Six nods indicated agreement.

"Okay, so if it’s been established that conventional weapons have a hard time gettin’ rid of us, I think we owe it to ourselves to, well... be more careful with what we eat, how we spend our free time. What’s that you’re always saying, Josiah?"

"’My body is my temple’," supplied the profiler.

"Exactly! Just think how we can improve our arrest record and our lives in general by fixing some... lifestyle habits," Nathan continued, warming to his topic as he saw all his friends listening for once, "I’m not talkin’ major overhauls or anything, just resting more, meditating, developing a comprehensive workout plan, focusing on mental fitness, eating well-"

"Hope you don’t mean I won’t be able to eat my lucky Snickers bar before every sting," interrupted Vin.

That was the drop of water that shattered the floodgates, and objections poured forth.

"Surely you don’t expect me to forego the late-night social scene? Why it’s absolutely-"

"You think I’m gonna run, Nate? You shi-"

"I hate Brussells sprouts, Nathan. No way-"

"I’ll only quit eating chili if we can Feng Shui the office."

"You sayin’ there’s something wrong with our arrest record?"

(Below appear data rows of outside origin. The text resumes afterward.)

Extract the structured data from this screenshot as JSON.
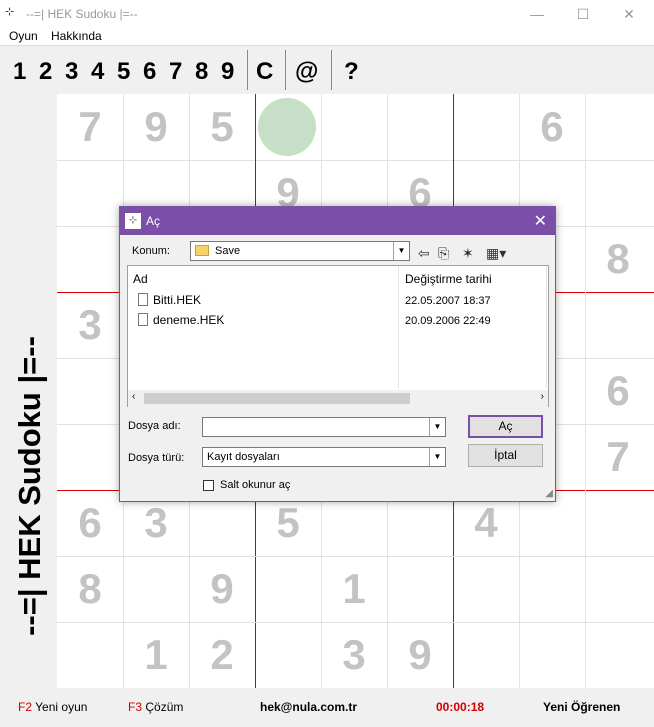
{
  "window": {
    "title": "--=| HEK Sudoku |=--",
    "minimize": "—",
    "maximize": "☐",
    "close": "✕"
  },
  "menu": {
    "game": "Oyun",
    "about": "Hakkında"
  },
  "toolbar": {
    "digits": [
      "1",
      "2",
      "3",
      "4",
      "5",
      "6",
      "7",
      "8",
      "9"
    ],
    "clear": "C",
    "at": "@",
    "help": "?"
  },
  "side_title": "--=| HEK Sudoku |=--",
  "board": {
    "cells": [
      {
        "row": 0,
        "col": 0,
        "value": "7"
      },
      {
        "row": 0,
        "col": 1,
        "value": "9"
      },
      {
        "row": 0,
        "col": 2,
        "value": "5"
      },
      {
        "row": 0,
        "col": 7,
        "value": "6"
      },
      {
        "row": 1,
        "col": 3,
        "value": "9"
      },
      {
        "row": 1,
        "col": 5,
        "value": "6"
      },
      {
        "row": 2,
        "col": 8,
        "value": "8"
      },
      {
        "row": 3,
        "col": 0,
        "value": "3"
      },
      {
        "row": 4,
        "col": 8,
        "value": "6"
      },
      {
        "row": 5,
        "col": 8,
        "value": "7"
      },
      {
        "row": 6,
        "col": 0,
        "value": "6"
      },
      {
        "row": 6,
        "col": 1,
        "value": "3"
      },
      {
        "row": 6,
        "col": 3,
        "value": "5"
      },
      {
        "row": 6,
        "col": 6,
        "value": "4"
      },
      {
        "row": 7,
        "col": 0,
        "value": "8"
      },
      {
        "row": 7,
        "col": 2,
        "value": "9"
      },
      {
        "row": 7,
        "col": 4,
        "value": "1"
      },
      {
        "row": 8,
        "col": 1,
        "value": "1"
      },
      {
        "row": 8,
        "col": 2,
        "value": "2"
      },
      {
        "row": 8,
        "col": 4,
        "value": "3"
      },
      {
        "row": 8,
        "col": 5,
        "value": "9"
      }
    ],
    "highlight_color": "#c6dfc6",
    "digit_color": "#c3c3c3",
    "block_line_color": "#d60000"
  },
  "status": {
    "f2_key": "F2",
    "f2_label": "Yeni oyun",
    "f3_key": "F3",
    "f3_label": "Çözüm",
    "email": "hek@nula.com.tr",
    "timer": "00:00:18",
    "level": "Yeni Öğrenen"
  },
  "dialog": {
    "title": "Aç",
    "location_label": "Konum:",
    "location_value": "Save",
    "col_name": "Ad",
    "col_date": "Değiştirme tarihi",
    "files": [
      {
        "name": "Bitti.HEK",
        "date": "22.05.2007 18:37"
      },
      {
        "name": "deneme.HEK",
        "date": "20.09.2006 22:49"
      }
    ],
    "filename_label": "Dosya adı:",
    "filename_value": "",
    "filetype_label": "Dosya türü:",
    "filetype_value": "Kayıt dosyaları",
    "open_button": "Aç",
    "cancel_button": "İptal",
    "readonly_label": "Salt okunur aç",
    "accent_color": "#7b4ea8"
  }
}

The stream of negations continued, a flood before which Nathan Jackson was helpless, and he realized that any minor, sensible changes to a health-oriented individual were mindboggling revolutions to six men who considered something out of a vending machine and a cup of coffee to be a nutritious breakfast. An assortment of proverbs surrounding horses, water, and drinking came to mind, and Nathan turned to shout something to J.D.

"Hey, J.D.- what’s that dumb thing you always say? Something about friends and noses?"

"Oh, ‘You can pick your friends and you can pick your nose, but you can’t pick your friend’s nose.’ That the one?"

"Yeah... yeah, that’s it," Nathan mumbled around the lip of his beer stien. "That’s the one."